What have you invested in your tech?

There are many forms of investment that we make in our tech, fiscal, intellectual and sometimes emotional. We can relatively easily measure our fiscal investment as we generally know what we've spent on a PC or application, but what about the intellectual investment that we have made in our tech?

As we work on our PC's or read this article on our tablets or smartphones I'm sure we can all appreciate some of the intellectual investment we've made. We've had to take the time to learn how to browse the web and find this article, even how to switch the machine on and start the browser application up. All of this requires an intellectual investment on our part.

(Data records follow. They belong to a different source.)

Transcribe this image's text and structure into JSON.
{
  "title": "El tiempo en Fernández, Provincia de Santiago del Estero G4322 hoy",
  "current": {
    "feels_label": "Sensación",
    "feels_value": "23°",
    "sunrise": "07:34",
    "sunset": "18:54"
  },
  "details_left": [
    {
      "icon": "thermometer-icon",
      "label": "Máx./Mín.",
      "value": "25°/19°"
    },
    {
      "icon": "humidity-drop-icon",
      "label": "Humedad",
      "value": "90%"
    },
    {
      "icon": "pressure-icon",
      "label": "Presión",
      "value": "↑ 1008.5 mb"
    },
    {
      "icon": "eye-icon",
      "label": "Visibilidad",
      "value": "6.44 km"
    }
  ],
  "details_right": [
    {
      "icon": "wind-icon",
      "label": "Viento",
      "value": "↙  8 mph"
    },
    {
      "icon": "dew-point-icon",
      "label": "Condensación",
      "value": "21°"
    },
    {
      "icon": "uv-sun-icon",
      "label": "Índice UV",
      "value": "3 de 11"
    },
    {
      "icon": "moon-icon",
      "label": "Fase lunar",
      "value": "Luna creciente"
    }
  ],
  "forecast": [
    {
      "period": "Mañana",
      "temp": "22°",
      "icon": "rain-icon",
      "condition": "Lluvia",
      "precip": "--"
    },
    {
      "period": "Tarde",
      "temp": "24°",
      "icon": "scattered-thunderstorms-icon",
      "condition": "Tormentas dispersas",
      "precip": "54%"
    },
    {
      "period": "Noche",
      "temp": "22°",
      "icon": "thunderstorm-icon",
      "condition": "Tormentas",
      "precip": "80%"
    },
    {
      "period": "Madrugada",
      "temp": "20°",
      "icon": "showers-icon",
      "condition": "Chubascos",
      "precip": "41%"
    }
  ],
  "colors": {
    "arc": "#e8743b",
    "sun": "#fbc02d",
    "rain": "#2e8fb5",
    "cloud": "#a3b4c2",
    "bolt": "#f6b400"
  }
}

Despite the efforts made by developers and designers, all software requires some level of learning. For some applications they will be learned relatively quickly as the application may be simple, or the interface may be so well designed that learning how the application is used is an intuitive process building upon what has previously been learned. But for a lot of software, time and in many cases money has to be invested to learn how to use the application to get the best from the fiscal investment made in it.

Once we've learned how to use something most of us continue to use it the way that we were taught, sometimes figuring out new more efficient ways of performing our tasks. We make that intellectual investment without really giving it any thought as quite often it needs to be done to perform our job role or to further an interest.

But with technology, as in life, change is inevitable. The technology sector in particular has a reputation for introducing new products quickly with older ones being superseded, sometimes within a year of launch. While from a companies perspective there is a fiscal need to continuously improve and release products so that the company remain in business.

From a customer point of view it isn't necessarily a good thing, we may not want to invest the money in the latest whizzy technology, and also having learned how to use the previous version of a product we may not want to invest ourselves in learning something new. Even though in many cases that something new is an evolution and so learning that new version builds on much of the knowledge we've already gained.

But we are human and many of us have a dislike for change and resist it, even fear it. Quite often it's unfounded but it certainly makes it more difficult to learn something new. But this fear is hard wired into us, in the past as our species evolved change could well have meant a survival challenge.

I don't suppose there is any way of measuring our intellectual investment, for one thing we quite often don't appreciate how much we actually do know. But I'm sure that if we could, it would far outweigh the money that was spent.